Amateur de vin depuis près de 30 ans et internaute intervenant sur un forum de dégustateurs depuis plusieurs années, j’ai crée ce blog pour regrouper et rendre plus accessibles mes modestes contributions consacrées à la chose vinique.

 

Mes articles parlent presque toujours de rencontres que j’ai eu l’occasion de faire grâce au vin :

rencontres avec de belles bouteilles pour le plaisir des sens et la magie de l’instant,

rencontres avec des amis partageant la même passion pour la richesse des échanges et les moments de convivialité inoubliables,

rencontres avec des vignerons et avec leur vignoble pour des moments tout simplement magiques sur les routes du vin ou au fond des caves.

 

J’essaie de me perfectionner dans l’art compliqué de la dégustation dans le seul but de mieux comprendre et mieux pouvoir apprécier tous les vins.

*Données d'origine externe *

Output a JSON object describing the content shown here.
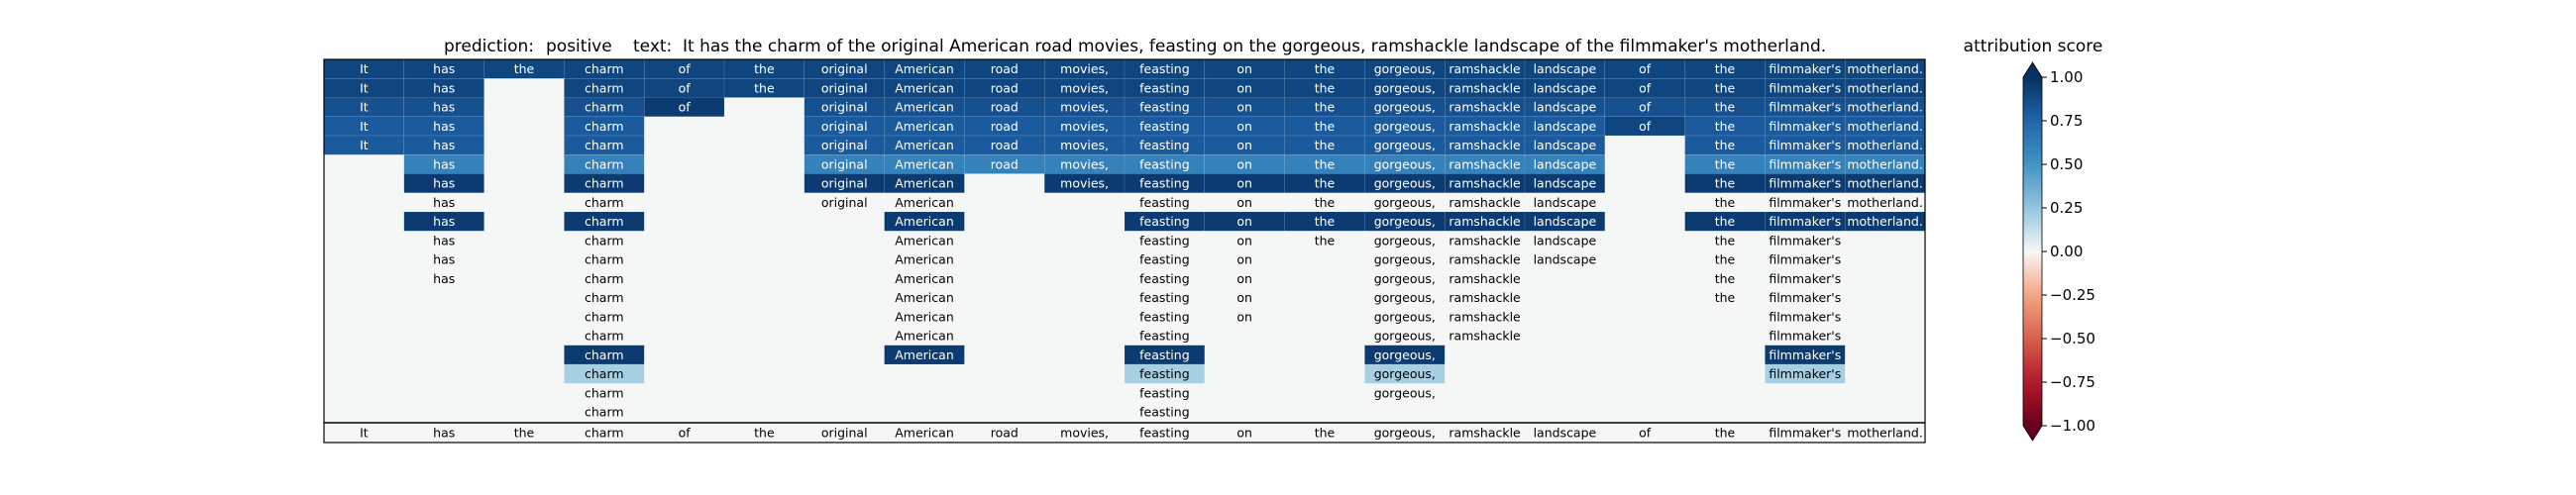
{
  "chart_data": {
    "type": "heatmap",
    "title": {
      "prediction_label": "prediction:",
      "prediction_value": "positive",
      "text_label": "text:",
      "text_value": "It has the charm of the original American road movies, feasting on the gorgeous, ramshackle landscape of the filmmaker's motherland."
    },
    "tokens": [
      "It",
      "has",
      "the",
      "charm",
      "of",
      "the",
      "original",
      "American",
      "road",
      "movies,",
      "feasting",
      "on",
      "the",
      "gorgeous,",
      "ramshackle",
      "landscape",
      "of",
      "the",
      "filmmaker's",
      "motherland."
    ],
    "rows": [
      {
        "visible": [
          1,
          1,
          1,
          1,
          1,
          1,
          1,
          1,
          1,
          1,
          1,
          1,
          1,
          1,
          1,
          1,
          1,
          1,
          1,
          1
        ],
        "scores": [
          0.9,
          0.9,
          0.9,
          0.9,
          0.9,
          0.9,
          0.9,
          0.9,
          0.9,
          0.9,
          0.9,
          0.9,
          0.9,
          0.9,
          0.9,
          0.9,
          0.9,
          0.9,
          0.9,
          0.9
        ]
      },
      {
        "visible": [
          1,
          1,
          0,
          1,
          1,
          1,
          1,
          1,
          1,
          1,
          1,
          1,
          1,
          1,
          1,
          1,
          1,
          1,
          1,
          1
        ],
        "scores": [
          0.9,
          0.9,
          0,
          0.9,
          0.9,
          0.9,
          0.9,
          0.9,
          0.9,
          0.9,
          0.9,
          0.9,
          0.9,
          0.9,
          0.9,
          0.9,
          0.9,
          0.9,
          0.9,
          0.9
        ]
      },
      {
        "visible": [
          1,
          1,
          0,
          1,
          1,
          0,
          1,
          1,
          1,
          1,
          1,
          1,
          1,
          1,
          1,
          1,
          1,
          1,
          1,
          1
        ],
        "scores": [
          0.85,
          0.85,
          0,
          0.85,
          0.95,
          0,
          0.85,
          0.85,
          0.85,
          0.85,
          0.85,
          0.85,
          0.85,
          0.85,
          0.85,
          0.85,
          0.85,
          0.85,
          0.85,
          0.85
        ]
      },
      {
        "visible": [
          1,
          1,
          0,
          1,
          0,
          0,
          1,
          1,
          1,
          1,
          1,
          1,
          1,
          1,
          1,
          1,
          1,
          1,
          1,
          1
        ],
        "scores": [
          0.8,
          0.8,
          0,
          0.8,
          0,
          0,
          0.8,
          0.8,
          0.8,
          0.8,
          0.8,
          0.8,
          0.8,
          0.8,
          0.8,
          0.8,
          0.9,
          0.8,
          0.8,
          0.8
        ]
      },
      {
        "visible": [
          1,
          1,
          0,
          1,
          0,
          0,
          1,
          1,
          1,
          1,
          1,
          1,
          1,
          1,
          1,
          1,
          0,
          1,
          1,
          1
        ],
        "scores": [
          0.8,
          0.8,
          0,
          0.8,
          0,
          0,
          0.8,
          0.8,
          0.8,
          0.8,
          0.8,
          0.8,
          0.8,
          0.8,
          0.8,
          0.8,
          0,
          0.8,
          0.8,
          0.8
        ]
      },
      {
        "visible": [
          0,
          1,
          0,
          1,
          0,
          0,
          1,
          1,
          1,
          1,
          1,
          1,
          1,
          1,
          1,
          1,
          0,
          1,
          1,
          1
        ],
        "scores": [
          0,
          0.6,
          0,
          0.6,
          0,
          0,
          0.6,
          0.6,
          0.6,
          0.6,
          0.6,
          0.6,
          0.6,
          0.6,
          0.6,
          0.6,
          0,
          0.6,
          0.6,
          0.6
        ]
      },
      {
        "visible": [
          0,
          1,
          0,
          1,
          0,
          0,
          1,
          1,
          0,
          1,
          1,
          1,
          1,
          1,
          1,
          1,
          0,
          1,
          1,
          1
        ],
        "scores": [
          0,
          0.95,
          0,
          0.95,
          0,
          0,
          0.95,
          0.95,
          0,
          0.95,
          0.95,
          0.95,
          0.95,
          0.95,
          0.95,
          0.95,
          0,
          0.95,
          0.95,
          0.95
        ]
      },
      {
        "visible": [
          0,
          1,
          0,
          1,
          0,
          0,
          1,
          1,
          0,
          0,
          1,
          1,
          1,
          1,
          1,
          1,
          0,
          1,
          1,
          1
        ],
        "scores": [
          0,
          0,
          0,
          0,
          0,
          0,
          0,
          0,
          0,
          0,
          0,
          0,
          0,
          0,
          0,
          0,
          0,
          0,
          0,
          0
        ]
      },
      {
        "visible": [
          0,
          1,
          0,
          1,
          0,
          0,
          0,
          1,
          0,
          0,
          1,
          1,
          1,
          1,
          1,
          1,
          0,
          1,
          1,
          1
        ],
        "scores": [
          0,
          0.95,
          0,
          0.95,
          0,
          0,
          0,
          0.95,
          0,
          0,
          0.95,
          0.95,
          0.95,
          0.95,
          0.95,
          0.95,
          0,
          0.95,
          0.95,
          0.95
        ]
      },
      {
        "visible": [
          0,
          1,
          0,
          1,
          0,
          0,
          0,
          1,
          0,
          0,
          1,
          1,
          1,
          1,
          1,
          1,
          0,
          1,
          1,
          0
        ],
        "scores": [
          0,
          0,
          0,
          0,
          0,
          0,
          0,
          0,
          0,
          0,
          0,
          0,
          0,
          0,
          0,
          0,
          0,
          0,
          0,
          0
        ]
      },
      {
        "visible": [
          0,
          1,
          0,
          1,
          0,
          0,
          0,
          1,
          0,
          0,
          1,
          1,
          0,
          1,
          1,
          1,
          0,
          1,
          1,
          0
        ],
        "scores": [
          0,
          0,
          0,
          0,
          0,
          0,
          0,
          0,
          0,
          0,
          0,
          0,
          0,
          0,
          0,
          0,
          0,
          0,
          0,
          0
        ]
      },
      {
        "visible": [
          0,
          1,
          0,
          1,
          0,
          0,
          0,
          1,
          0,
          0,
          1,
          1,
          0,
          1,
          1,
          0,
          0,
          1,
          1,
          0
        ],
        "scores": [
          0,
          0,
          0,
          0,
          0,
          0,
          0,
          0,
          0,
          0,
          0,
          0,
          0,
          0,
          0,
          0,
          0,
          0,
          0,
          0
        ]
      },
      {
        "visible": [
          0,
          0,
          0,
          1,
          0,
          0,
          0,
          1,
          0,
          0,
          1,
          1,
          0,
          1,
          1,
          0,
          0,
          1,
          1,
          0
        ],
        "scores": [
          0,
          0,
          0,
          0,
          0,
          0,
          0,
          0,
          0,
          0,
          0,
          0,
          0,
          0,
          0,
          0,
          0,
          0,
          0,
          0
        ]
      },
      {
        "visible": [
          0,
          0,
          0,
          1,
          0,
          0,
          0,
          1,
          0,
          0,
          1,
          1,
          0,
          1,
          1,
          0,
          0,
          0,
          1,
          0
        ],
        "scores": [
          0,
          0,
          0,
          0,
          0,
          0,
          0,
          0,
          0,
          0,
          0,
          0,
          0,
          0,
          0,
          0,
          0,
          0,
          0,
          0
        ]
      },
      {
        "visible": [
          0,
          0,
          0,
          1,
          0,
          0,
          0,
          1,
          0,
          0,
          1,
          0,
          0,
          1,
          1,
          0,
          0,
          0,
          1,
          0
        ],
        "scores": [
          0,
          0,
          0,
          0,
          0,
          0,
          0,
          0,
          0,
          0,
          0,
          0,
          0,
          0,
          0,
          0,
          0,
          0,
          0,
          0
        ]
      },
      {
        "visible": [
          0,
          0,
          0,
          1,
          0,
          0,
          0,
          1,
          0,
          0,
          1,
          0,
          0,
          1,
          0,
          0,
          0,
          0,
          1,
          0
        ],
        "scores": [
          0,
          0,
          0,
          0.95,
          0,
          0,
          0,
          0.95,
          0,
          0,
          0.95,
          0,
          0,
          0.95,
          0,
          0,
          0,
          0,
          0.95,
          0
        ]
      },
      {
        "visible": [
          0,
          0,
          0,
          1,
          0,
          0,
          0,
          0,
          0,
          0,
          1,
          0,
          0,
          1,
          0,
          0,
          0,
          0,
          1,
          0
        ],
        "scores": [
          0,
          0,
          0,
          0.2,
          0,
          0,
          0,
          0,
          0,
          0,
          0.2,
          0,
          0,
          0.2,
          0,
          0,
          0,
          0,
          0.2,
          0
        ]
      },
      {
        "visible": [
          0,
          0,
          0,
          1,
          0,
          0,
          0,
          0,
          0,
          0,
          1,
          0,
          0,
          1,
          0,
          0,
          0,
          0,
          0,
          0
        ],
        "scores": [
          0,
          0,
          0,
          0,
          0,
          0,
          0,
          0,
          0,
          0,
          0,
          0,
          0,
          0,
          0,
          0,
          0,
          0,
          0,
          0
        ]
      },
      {
        "visible": [
          0,
          0,
          0,
          1,
          0,
          0,
          0,
          0,
          0,
          0,
          1,
          0,
          0,
          0,
          0,
          0,
          0,
          0,
          0,
          0
        ],
        "scores": [
          0,
          0,
          0,
          0,
          0,
          0,
          0,
          0,
          0,
          0,
          0,
          0,
          0,
          0,
          0,
          0,
          0,
          0,
          0,
          0
        ]
      }
    ],
    "colorbar": {
      "title": "attribution score",
      "range": [
        -1.0,
        1.0
      ],
      "ticks": [
        1.0,
        0.75,
        0.5,
        0.25,
        0.0,
        -0.25,
        -0.5,
        -0.75,
        -1.0
      ],
      "tick_labels": [
        "1.00",
        "0.75",
        "0.50",
        "0.25",
        "0.00",
        "−0.25",
        "−0.50",
        "−0.75",
        "−1.00"
      ],
      "colormap": "RdBu",
      "extend": "both"
    }
  }
}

Mes avis et mes appréciations sont totalement subjectifs : une dégustation purement organoleptique ne me procure qu’un plaisir incomplet.

Quand j’ouvre une bouteille de vin, j’aime pouvoir y associer le visage du vigneron qui l’a fait naître, j’aime connaître les secrets de son terroir, j’aime avoir plein d’images et de souvenirs associés à ce liquide blanc ou rouge qui brille dans mon verre.

 

Merci à tous ceux qui viennent me rendre visite.